Well much of Michael Grade’s time at LWT and BBC1 was dogged by union disputes, so my first inclination would be to move as many live shows outside London as possible so as not to capitulate to the picketers. BBC Manchester could host Robot Wars Live and Pebble Mill could produce both Later … and The RDA. You Are Here could be broadcast from BBC Glasgow and of course we could look upon other London based studios to mount broadcasts that had to come from the capital city. Whilst naturally sympathetic towards union action, I felt that in my capacity as Controller of BBC2 I would be likely to be suspicious of such activity and thus felt it important in that context to ensure any disruption was minimised and my stance remained defiant.

Having completed the formal presentations, we retired to rejig our schedules and discuss potential clashes. My first moves were to restore Sunday Grandstand and to extend the duration of the daily schools service by 90 minutes. Also whilst giving my presentation it had occurred to me just how little religious programming I had scheduled so I quickly found room for an extra hour and half per week. Another easy response to criticism saw Gardener’s World moving from its provisioned weekday slot back to Friday early evening, and At Last – Friday! was replaced with BBC1′s Good Driver.

Having completed these modifications with minimum impact, my next priority was to look again at the talent I had assembled to front my innovative new schedule. Throughout the course of the presentations it had become clear that not only had certain scheduling techniques become popular (for example, stripping and stranding and starting programmes on the hour or half-hour), but so too had particular programme ideas and presenters. Thus, more than one channel had plumped for a “What’s on” style programme, and David Aaronovitch could be caught on Sunday nights on BBC1 talking about the arts and on Channel 4 on Wednesday discussing much the same thing in a programme about television. Whilst these schedules had been compiled in isolation, it was interesting to note the seeming paucity of capable presenters on British screens. Dermot O’Leary, Robert Llewellyn, Johnny Ball, Andy Crane, Sir David Frost, Danny Baker, Bob Mills and even Jeremy Bowen all found themselves scheduled to front programmes on multiple channels. Clearly there must be an √©lite presenting British telly (if not actually running it). Most of my discussions regarding conflicting presenters involved Channel 4 and BBC1 and – in the event – were resolved amicably. Besides, as a result of the negotiations I picked up Late Night Poker (file under “rainy day”) and – something of a coup – the services of Dom Joly.

Thankfully, my pre-emptive strikes on religion, sport and education anticipated much of the criticism that the regulators threw at me. In general they expressed a concern regarding the low volume of programmes specifically designed to address issues of ethnic diversity and gender.

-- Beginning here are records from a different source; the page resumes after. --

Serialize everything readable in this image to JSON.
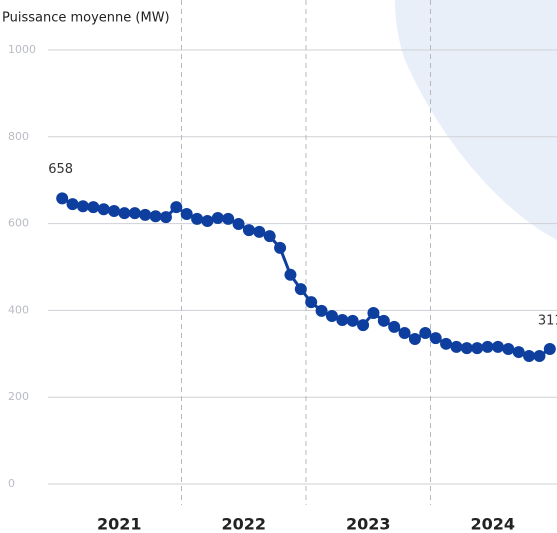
{
  "chart_data": {
    "type": "line",
    "title": "Puissance moyenne (MW)",
    "x": [
      0.5,
      1.5,
      2.5,
      3.5,
      4.5,
      5.5,
      6.5,
      7.5,
      8.5,
      9.5,
      10.5,
      11.5,
      12.5,
      13.5,
      14.5,
      15.5,
      16.5,
      17.5,
      18.5,
      19.5,
      20.5,
      21.5,
      22.5,
      23.5,
      24.5,
      25.5,
      26.5,
      27.5,
      28.5,
      29.5,
      30.5,
      31.5,
      32.5,
      33.5,
      34.5,
      35.5,
      36.5,
      37.5,
      38.5,
      39.5,
      40.5,
      41.5,
      42.5,
      43.5,
      44.5,
      45.5,
      46.5,
      47.5
    ],
    "series": [
      {
        "name": "Puissance moyenne",
        "color": "#0f3f9e",
        "values": [
          658,
          645,
          640,
          638,
          633,
          629,
          624,
          624,
          620,
          617,
          615,
          638,
          622,
          611,
          606,
          613,
          611,
          599,
          585,
          581,
          571,
          544,
          482,
          449,
          419,
          399,
          387,
          378,
          376,
          366,
          394,
          376,
          362,
          348,
          334,
          348,
          336,
          323,
          316,
          313,
          313,
          316,
          316,
          311,
          304,
          295,
          295,
          311
        ]
      }
    ],
    "xlim": [
      0,
      48
    ],
    "xticks": [
      {
        "value": 6,
        "label": "2021"
      },
      {
        "value": 18,
        "label": "2022"
      },
      {
        "value": 30,
        "label": "2023"
      },
      {
        "value": 42,
        "label": "2024"
      }
    ],
    "ylim": [
      0,
      1000
    ],
    "yticks": [
      0,
      200,
      400,
      600,
      800,
      1000
    ],
    "grid": true
  }
}
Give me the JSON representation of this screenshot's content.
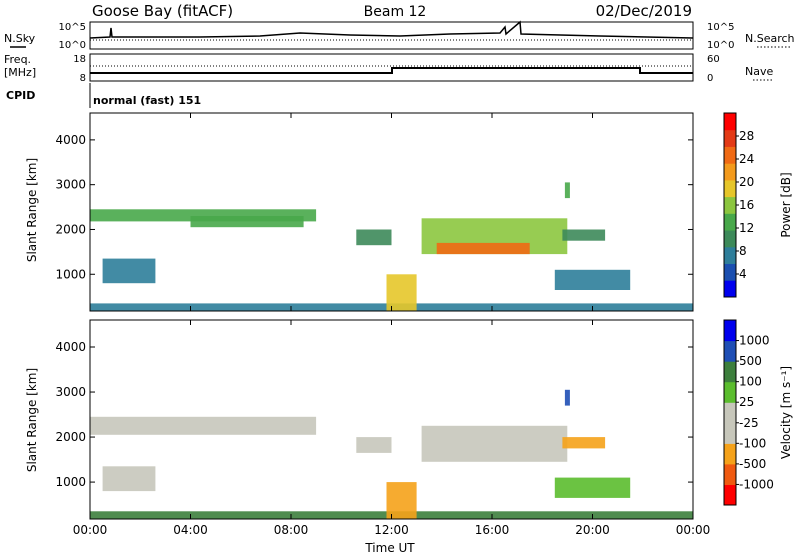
{
  "header": {
    "site": "Goose Bay (fitACF)",
    "beam": "Beam 12",
    "date": "02/Dec/2019"
  },
  "labels": {
    "nsky": "N.Sky",
    "nsearch": "N.Search",
    "freq": "Freq.",
    "freq_unit": "[MHz]",
    "nave": "Nave",
    "cpid": "CPID",
    "cpid_value": "normal (fast) 151",
    "ylabel": "Slant Range [km]",
    "xlabel": "Time UT"
  },
  "noise_panel": {
    "yticks_left": [
      "10^5",
      "10^0"
    ],
    "yticks_right": [
      "10^5",
      "10^0"
    ]
  },
  "freq_panel": {
    "yticks_left": [
      "18",
      "8"
    ],
    "yticks_right": [
      "60",
      "0"
    ]
  },
  "colors": {
    "power_scale": [
      "#0000ee",
      "#1b4fb0",
      "#2e7e9a",
      "#3d8a5a",
      "#48a84a",
      "#8cc63f",
      "#e6c62a",
      "#f39a1c",
      "#f06a14",
      "#e33a16",
      "#ff0000"
    ],
    "velocity_scale": [
      "#ff0000",
      "#f05a10",
      "#f5a21a",
      "#c7c7bb",
      "#c7c7bb",
      "#5bbd2e",
      "#3d7f3d",
      "#1f4fb5",
      "#0000ee"
    ]
  },
  "chart_data": [
    {
      "type": "heatmap",
      "panel": "power",
      "xlabel": "Time UT",
      "ylabel": "Slant Range [km]",
      "x_ticks": [
        "00:00",
        "04:00",
        "08:00",
        "12:00",
        "16:00",
        "20:00",
        "00:00"
      ],
      "xlim_hours": [
        0,
        24
      ],
      "y_ticks": [
        1000,
        2000,
        3000,
        4000
      ],
      "ylim": [
        180,
        4600
      ],
      "colorbar": {
        "label": "Power [dB]",
        "ticks": [
          4,
          8,
          12,
          16,
          20,
          24,
          28
        ],
        "range": [
          0,
          32
        ]
      },
      "regions": [
        {
          "t0": 0.0,
          "t1": 9.0,
          "r0": 2180,
          "r1": 2450,
          "value": 12
        },
        {
          "t0": 4.0,
          "t1": 8.5,
          "r0": 2050,
          "r1": 2300,
          "value": 13
        },
        {
          "t0": 0.5,
          "t1": 2.6,
          "r0": 800,
          "r1": 1350,
          "value": 8
        },
        {
          "t0": 0.0,
          "t1": 24.0,
          "r0": 180,
          "r1": 350,
          "value": 8
        },
        {
          "t0": 10.6,
          "t1": 12.0,
          "r0": 1650,
          "r1": 2000,
          "value": 10
        },
        {
          "t0": 13.2,
          "t1": 19.0,
          "r0": 1450,
          "r1": 2250,
          "value": 15
        },
        {
          "t0": 13.8,
          "t1": 17.5,
          "r0": 1450,
          "r1": 1700,
          "value": 26
        },
        {
          "t0": 18.8,
          "t1": 20.5,
          "r0": 1750,
          "r1": 2000,
          "value": 9
        },
        {
          "t0": 11.8,
          "t1": 13.0,
          "r0": 180,
          "r1": 1000,
          "value": 20
        },
        {
          "t0": 18.5,
          "t1": 21.5,
          "r0": 650,
          "r1": 1100,
          "value": 7
        },
        {
          "t0": 18.9,
          "t1": 19.1,
          "r0": 2700,
          "r1": 3050,
          "value": 13
        }
      ]
    },
    {
      "type": "heatmap",
      "panel": "velocity",
      "xlabel": "Time UT",
      "ylabel": "Slant Range [km]",
      "x_ticks": [
        "00:00",
        "04:00",
        "08:00",
        "12:00",
        "16:00",
        "20:00",
        "00:00"
      ],
      "xlim_hours": [
        0,
        24
      ],
      "y_ticks": [
        1000,
        2000,
        3000,
        4000
      ],
      "ylim": [
        180,
        4600
      ],
      "colorbar": {
        "label": "Velocity [m s⁻¹]",
        "ticks": [
          -1000,
          -500,
          -100,
          -25,
          25,
          100,
          500,
          1000
        ]
      },
      "regions": [
        {
          "t0": 0.0,
          "t1": 9.0,
          "r0": 2050,
          "r1": 2450,
          "value": 0
        },
        {
          "t0": 0.5,
          "t1": 2.6,
          "r0": 800,
          "r1": 1350,
          "value": 0
        },
        {
          "t0": 0.0,
          "t1": 24.0,
          "r0": 180,
          "r1": 350,
          "value": 120
        },
        {
          "t0": 10.6,
          "t1": 12.0,
          "r0": 1650,
          "r1": 2000,
          "value": 0
        },
        {
          "t0": 13.2,
          "t1": 19.0,
          "r0": 1450,
          "r1": 2250,
          "value": 0
        },
        {
          "t0": 18.8,
          "t1": 20.5,
          "r0": 1750,
          "r1": 2000,
          "value": -200
        },
        {
          "t0": 11.8,
          "t1": 13.0,
          "r0": 180,
          "r1": 1000,
          "value": -150
        },
        {
          "t0": 18.5,
          "t1": 21.5,
          "r0": 650,
          "r1": 1100,
          "value": 80
        },
        {
          "t0": 18.9,
          "t1": 19.1,
          "r0": 2700,
          "r1": 3050,
          "value": 600
        }
      ]
    }
  ]
}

Whilst I (and others) felt that the time had passed for schedules to include specific “women’s programmes” it was difficult to counter charges of a lack of representation for minority religious beliefs and multicultural issues.

The degree of stripping and stranding was also raised as a concern, and so I agreed to pare down my weekday 12.30pm repeat of The Family to just two episodes a week, using the free spaces in the schedule to accommodate programmes to address the earlier criticisms, as well as finding a place to address social action.

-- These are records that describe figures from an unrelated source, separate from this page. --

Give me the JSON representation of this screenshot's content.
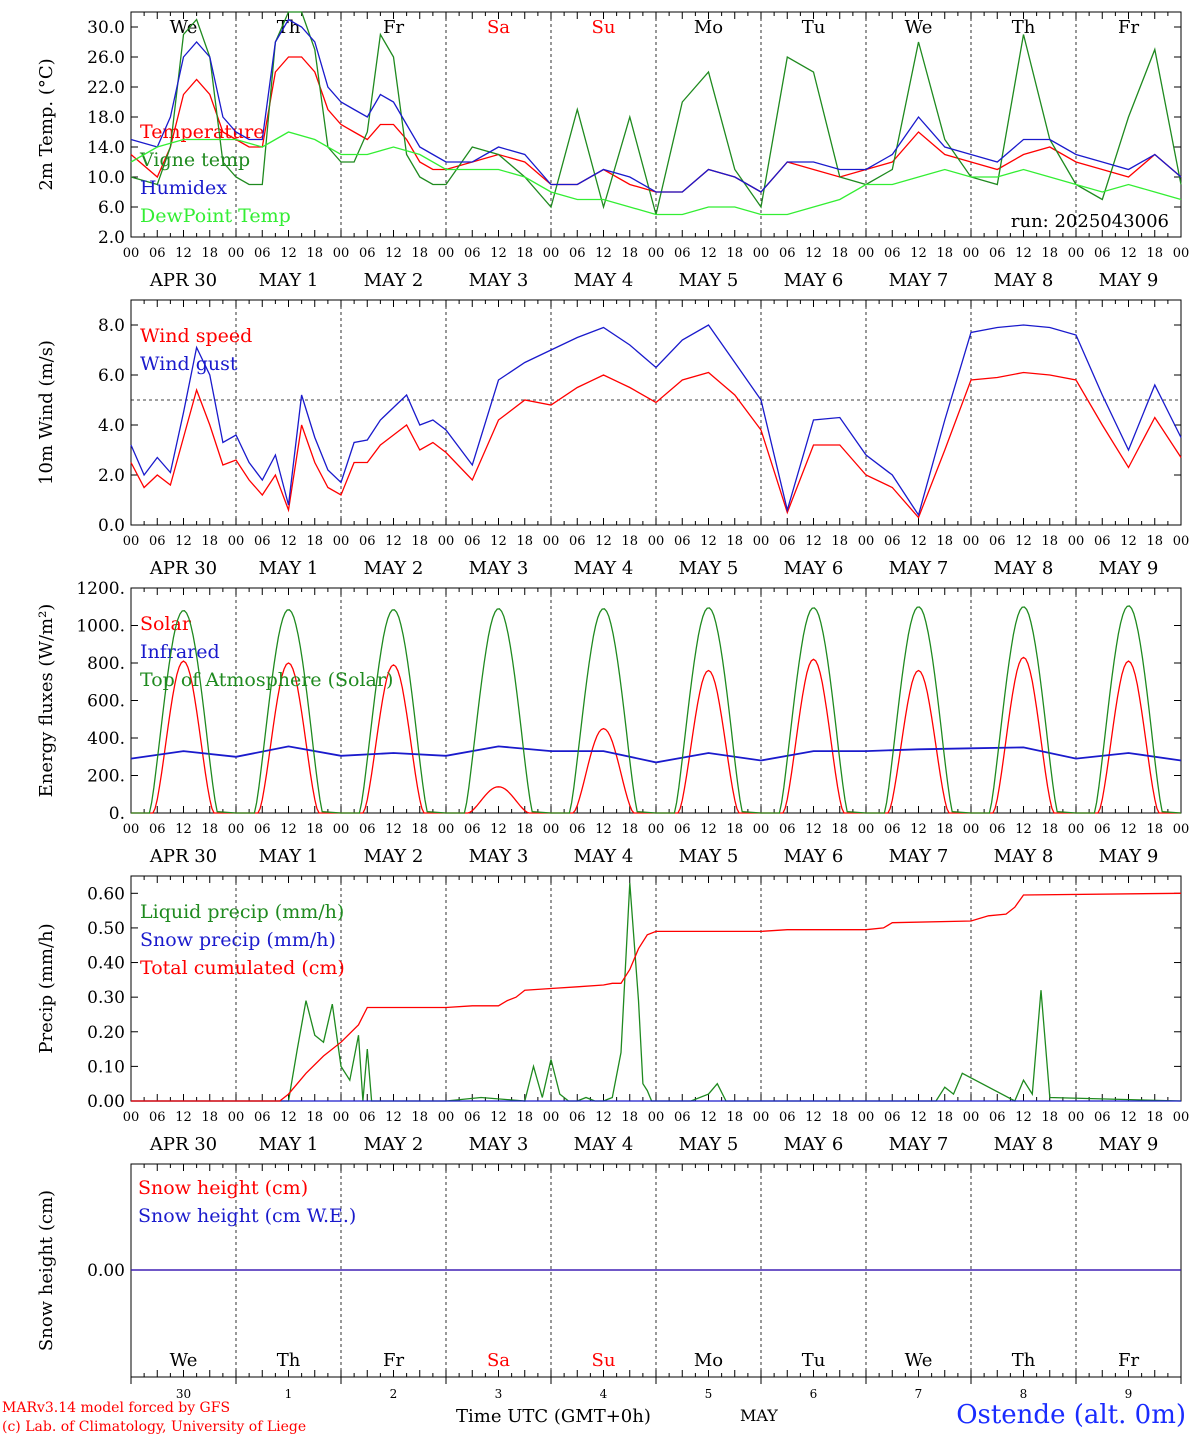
{
  "header": {
    "days": [
      "We",
      "Th",
      "Fr",
      "Sa",
      "Su",
      "Mo",
      "Tu",
      "We",
      "Th",
      "Fr"
    ],
    "weekend_flags": [
      false,
      false,
      false,
      true,
      true,
      false,
      false,
      false,
      false,
      false
    ],
    "weekend_color": "#ff0000",
    "date_labels": [
      "APR 30",
      "MAY  1",
      "MAY  2",
      "MAY  3",
      "MAY  4",
      "MAY  5",
      "MAY  6",
      "MAY  7",
      "MAY  8",
      "MAY  9"
    ],
    "hour_labels": [
      "00",
      "06",
      "12",
      "18"
    ],
    "last_hour_label": "00",
    "day_numbers": [
      "30",
      "1",
      "2",
      "3",
      "4",
      "5",
      "6",
      "7",
      "8",
      "9"
    ]
  },
  "chart_data": [
    {
      "id": "temperature",
      "type": "line",
      "ylabel": "2m Temp. (°C)",
      "ylim": [
        2.0,
        32.0
      ],
      "yticks": [
        "2.0",
        "6.0",
        "10.0",
        "14.0",
        "18.0",
        "22.0",
        "26.0",
        "30.0"
      ],
      "ytick_values": [
        2,
        6,
        10,
        14,
        18,
        22,
        26,
        30
      ],
      "annotation": "run: 2025043006",
      "x_unit": "hours since 2025-04-30 00 UTC",
      "series": [
        {
          "name": "Temperature",
          "color": "#ff0000",
          "x": [
            0,
            6,
            9,
            12,
            15,
            18,
            21,
            24,
            27,
            30,
            33,
            36,
            39,
            42,
            45,
            48,
            51,
            54,
            57,
            60,
            63,
            66,
            69,
            72,
            78,
            84,
            90,
            96,
            102,
            108,
            114,
            120,
            126,
            132,
            138,
            144,
            150,
            156,
            162,
            168,
            174,
            180,
            186,
            192,
            198,
            204,
            210,
            216,
            222,
            228,
            234,
            240
          ],
          "y": [
            13,
            10,
            14,
            21,
            23,
            21,
            16,
            15,
            14,
            14,
            24,
            26,
            26,
            24,
            19,
            17,
            16,
            15,
            17,
            17,
            15,
            12,
            11,
            11,
            12,
            13,
            12,
            9,
            9,
            11,
            9,
            8,
            8,
            11,
            10,
            8,
            12,
            11,
            10,
            11,
            12,
            16,
            13,
            12,
            11,
            13,
            14,
            12,
            11,
            10,
            13,
            10
          ]
        },
        {
          "name": "Vigne temp",
          "color": "#1f8a1f",
          "x": [
            0,
            6,
            9,
            12,
            15,
            18,
            21,
            24,
            27,
            30,
            33,
            36,
            39,
            42,
            45,
            48,
            51,
            54,
            57,
            60,
            63,
            66,
            69,
            72,
            78,
            84,
            90,
            96,
            102,
            108,
            114,
            120,
            126,
            132,
            138,
            144,
            150,
            156,
            162,
            168,
            174,
            180,
            186,
            192,
            198,
            204,
            210,
            216,
            222,
            228,
            234,
            240
          ],
          "y": [
            10,
            9,
            14,
            29,
            31,
            26,
            12,
            10,
            9,
            9,
            28,
            32,
            32,
            27,
            14,
            12,
            12,
            16,
            29,
            26,
            13,
            10,
            9,
            9,
            14,
            13,
            10,
            6,
            19,
            6,
            18,
            5,
            20,
            24,
            11,
            6,
            26,
            24,
            10,
            9,
            11,
            28,
            15,
            10,
            9,
            29,
            15,
            9,
            7,
            18,
            27,
            9
          ]
        },
        {
          "name": "Humidex",
          "color": "#1a1acc",
          "x": [
            0,
            6,
            9,
            12,
            15,
            18,
            21,
            24,
            27,
            30,
            33,
            36,
            39,
            42,
            45,
            48,
            51,
            54,
            57,
            60,
            63,
            66,
            69,
            72,
            78,
            84,
            90,
            96,
            102,
            108,
            114,
            120,
            126,
            132,
            138,
            144,
            150,
            156,
            162,
            168,
            174,
            180,
            186,
            192,
            198,
            204,
            210,
            216,
            222,
            228,
            234,
            240
          ],
          "y": [
            15,
            14,
            18,
            26,
            28,
            26,
            18,
            16,
            15,
            15,
            28,
            31,
            30,
            28,
            22,
            20,
            19,
            18,
            21,
            20,
            17,
            14,
            13,
            12,
            12,
            14,
            13,
            9,
            9,
            11,
            10,
            8,
            8,
            11,
            10,
            8,
            12,
            12,
            11,
            11,
            13,
            18,
            14,
            13,
            12,
            15,
            15,
            13,
            12,
            11,
            13,
            10
          ]
        },
        {
          "name": "DewPoint Temp",
          "color": "#33ee33",
          "x": [
            0,
            6,
            12,
            18,
            24,
            30,
            36,
            42,
            48,
            54,
            60,
            66,
            72,
            78,
            84,
            90,
            96,
            102,
            108,
            114,
            120,
            126,
            132,
            138,
            144,
            150,
            156,
            162,
            168,
            174,
            180,
            186,
            192,
            198,
            204,
            210,
            216,
            222,
            228,
            234,
            240
          ],
          "y": [
            12,
            14,
            15,
            15,
            15,
            14,
            16,
            15,
            13,
            13,
            14,
            13,
            11,
            11,
            11,
            10,
            8,
            7,
            7,
            6,
            5,
            5,
            6,
            6,
            5,
            5,
            6,
            7,
            9,
            9,
            10,
            11,
            10,
            10,
            11,
            10,
            9,
            8,
            9,
            8,
            7
          ]
        }
      ]
    },
    {
      "id": "wind",
      "type": "line",
      "ylabel": "10m Wind (m/s)",
      "ylim": [
        0.0,
        9.0
      ],
      "yticks": [
        "0.0",
        "2.0",
        "4.0",
        "6.0",
        "8.0"
      ],
      "ytick_values": [
        0,
        2,
        4,
        6,
        8
      ],
      "reference_line": 5.0,
      "series": [
        {
          "name": "Wind speed",
          "color": "#ff0000",
          "x": [
            0,
            3,
            6,
            9,
            12,
            15,
            18,
            21,
            24,
            27,
            30,
            33,
            36,
            39,
            42,
            45,
            48,
            51,
            54,
            57,
            60,
            63,
            66,
            69,
            72,
            78,
            84,
            90,
            96,
            102,
            108,
            114,
            120,
            126,
            132,
            138,
            144,
            150,
            156,
            162,
            168,
            174,
            180,
            186,
            192,
            198,
            204,
            210,
            216,
            222,
            228,
            234,
            240
          ],
          "y": [
            2.5,
            1.5,
            2,
            1.6,
            3.5,
            5.4,
            4,
            2.4,
            2.6,
            1.8,
            1.2,
            2,
            0.6,
            4,
            2.5,
            1.5,
            1.2,
            2.5,
            2.5,
            3.2,
            3.6,
            4,
            3,
            3.3,
            2.9,
            1.8,
            4.2,
            5,
            4.8,
            5.5,
            6,
            5.5,
            4.9,
            5.8,
            6.1,
            5.2,
            3.8,
            0.5,
            3.2,
            3.2,
            2,
            1.5,
            0.3,
            3,
            5.8,
            5.9,
            6.1,
            6,
            5.8,
            4,
            2.3,
            4.3,
            2.7
          ]
        },
        {
          "name": "Wind gust",
          "color": "#1a1acc",
          "x": [
            0,
            3,
            6,
            9,
            12,
            15,
            18,
            21,
            24,
            27,
            30,
            33,
            36,
            39,
            42,
            45,
            48,
            51,
            54,
            57,
            60,
            63,
            66,
            69,
            72,
            78,
            84,
            90,
            96,
            102,
            108,
            114,
            120,
            126,
            132,
            138,
            144,
            150,
            156,
            162,
            168,
            174,
            180,
            186,
            192,
            198,
            204,
            210,
            216,
            222,
            228,
            234,
            240
          ],
          "y": [
            3.2,
            2,
            2.7,
            2.1,
            4.5,
            7.1,
            6,
            3.3,
            3.6,
            2.5,
            1.8,
            2.8,
            0.8,
            5.2,
            3.5,
            2.2,
            1.7,
            3.3,
            3.4,
            4.2,
            4.7,
            5.2,
            4,
            4.2,
            3.8,
            2.4,
            5.8,
            6.5,
            7,
            7.5,
            7.9,
            7.2,
            6.3,
            7.4,
            8,
            6.5,
            5,
            0.6,
            4.2,
            4.3,
            2.8,
            2,
            0.4,
            4.2,
            7.7,
            7.9,
            8,
            7.9,
            7.6,
            5.2,
            3,
            5.6,
            3.5
          ]
        }
      ]
    },
    {
      "id": "energy",
      "type": "line",
      "ylabel": "Energy fluxes (W/m²)",
      "ylim": [
        0,
        1200
      ],
      "yticks": [
        "0.",
        "200.",
        "400.",
        "600.",
        "800.",
        "1000.",
        "1200."
      ],
      "ytick_values": [
        0,
        200,
        400,
        600,
        800,
        1000,
        1200
      ],
      "series": [
        {
          "name": "Solar",
          "color": "#ff0000",
          "daily_peaks": [
            810,
            800,
            790,
            140,
            450,
            760,
            820,
            760,
            830,
            810
          ]
        },
        {
          "name": "Infrared",
          "color": "#1a1acc",
          "x": [
            0,
            12,
            24,
            36,
            48,
            60,
            72,
            84,
            96,
            108,
            120,
            132,
            144,
            156,
            168,
            180,
            192,
            204,
            216,
            228,
            240
          ],
          "y": [
            290,
            330,
            300,
            355,
            305,
            320,
            305,
            355,
            330,
            330,
            270,
            320,
            280,
            330,
            330,
            340,
            345,
            350,
            290,
            320,
            280
          ]
        },
        {
          "name": "Top of Atmosphere (Solar)",
          "color": "#1f8a1f",
          "daily_peaks": [
            1080,
            1085,
            1085,
            1090,
            1090,
            1095,
            1095,
            1100,
            1100,
            1105
          ]
        }
      ]
    },
    {
      "id": "precip",
      "type": "line",
      "ylabel": "Precip (mm/h)",
      "ylim": [
        0.0,
        0.65
      ],
      "yticks": [
        "0.00",
        "0.10",
        "0.20",
        "0.30",
        "0.40",
        "0.50",
        "0.60"
      ],
      "ytick_values": [
        0,
        0.1,
        0.2,
        0.3,
        0.4,
        0.5,
        0.6
      ],
      "series": [
        {
          "name": "Liquid precip (mm/h)",
          "color": "#1f8a1f",
          "x": [
            0,
            36,
            38,
            40,
            42,
            44,
            46,
            48,
            50,
            52,
            53,
            54,
            55,
            56,
            72,
            80,
            90,
            92,
            94,
            96,
            98,
            100,
            102,
            104,
            106,
            108,
            110,
            112,
            114,
            116,
            117,
            118,
            119,
            120,
            128,
            132,
            134,
            136,
            138,
            184,
            186,
            188,
            190,
            202,
            204,
            206,
            208,
            210,
            240
          ],
          "y": [
            0,
            0,
            0.15,
            0.29,
            0.19,
            0.17,
            0.28,
            0.1,
            0.06,
            0.19,
            0,
            0.15,
            0,
            0,
            0,
            0.01,
            0,
            0.1,
            0.01,
            0.12,
            0.02,
            0,
            0,
            0.01,
            0,
            0,
            0.01,
            0.14,
            0.63,
            0.29,
            0.05,
            0.03,
            0,
            0,
            0,
            0.02,
            0.05,
            0,
            0,
            0,
            0.04,
            0.02,
            0.08,
            0,
            0.06,
            0.02,
            0.32,
            0.01,
            0
          ]
        },
        {
          "name": "Snow precip (mm/h)",
          "color": "#1a1acc",
          "x": [
            0,
            240
          ],
          "y": [
            0,
            0
          ]
        },
        {
          "name": "Total cumulated (cm)",
          "color": "#ff0000",
          "x": [
            0,
            34,
            36,
            40,
            44,
            48,
            52,
            54,
            72,
            78,
            84,
            86,
            88,
            90,
            96,
            102,
            108,
            110,
            112,
            114,
            116,
            118,
            120,
            144,
            150,
            168,
            172,
            174,
            192,
            196,
            200,
            202,
            204,
            240
          ],
          "y": [
            0,
            0,
            0.02,
            0.08,
            0.13,
            0.17,
            0.22,
            0.27,
            0.27,
            0.275,
            0.275,
            0.29,
            0.3,
            0.32,
            0.325,
            0.33,
            0.335,
            0.34,
            0.34,
            0.38,
            0.44,
            0.48,
            0.49,
            0.49,
            0.495,
            0.495,
            0.5,
            0.515,
            0.52,
            0.535,
            0.54,
            0.56,
            0.595,
            0.6
          ]
        }
      ]
    },
    {
      "id": "snow",
      "type": "line",
      "ylabel": "Snow height (cm)",
      "yticks": [
        "0.00"
      ],
      "ytick_values": [
        0
      ],
      "series": [
        {
          "name": "Snow height (cm)",
          "color": "#ff0000",
          "x": [
            0,
            240
          ],
          "y": [
            0,
            0
          ]
        },
        {
          "name": "Snow height (cm W.E.)",
          "color": "#1a1acc",
          "x": [
            0,
            240
          ],
          "y": [
            0,
            0
          ]
        }
      ]
    }
  ],
  "footer": {
    "credit_line1": "MARv3.14 model forced by GFS",
    "credit_line2": "(c) Lab. of Climatology, University of Liege",
    "xaxis_title": "Time UTC (GMT+0h)",
    "month": "MAY",
    "station": "Ostende (alt. 0m)"
  }
}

Once again, I found myself relieved at the comparatively straightforward criticism I had received. My schedules required only one further revision, and finally I was left with something that (whilst perhaps not receiving an enthusiastic response from my peers) at least addressed many of their issues, whilst remaining true to my original intentions for the channel. In the course of the exercise, I had learned a number of things; not only how logistically difficult it is to produce a workable schedule, but also the sacrifices that must be made to diversity in order to create a distinctive channel brand. My final schedule was unarguably weaker than that which graced BBC2, say, five years ago, however I felt it repositioned the channel in such as a way as to give it a fighting chance in a fast changing broadcasting landscape.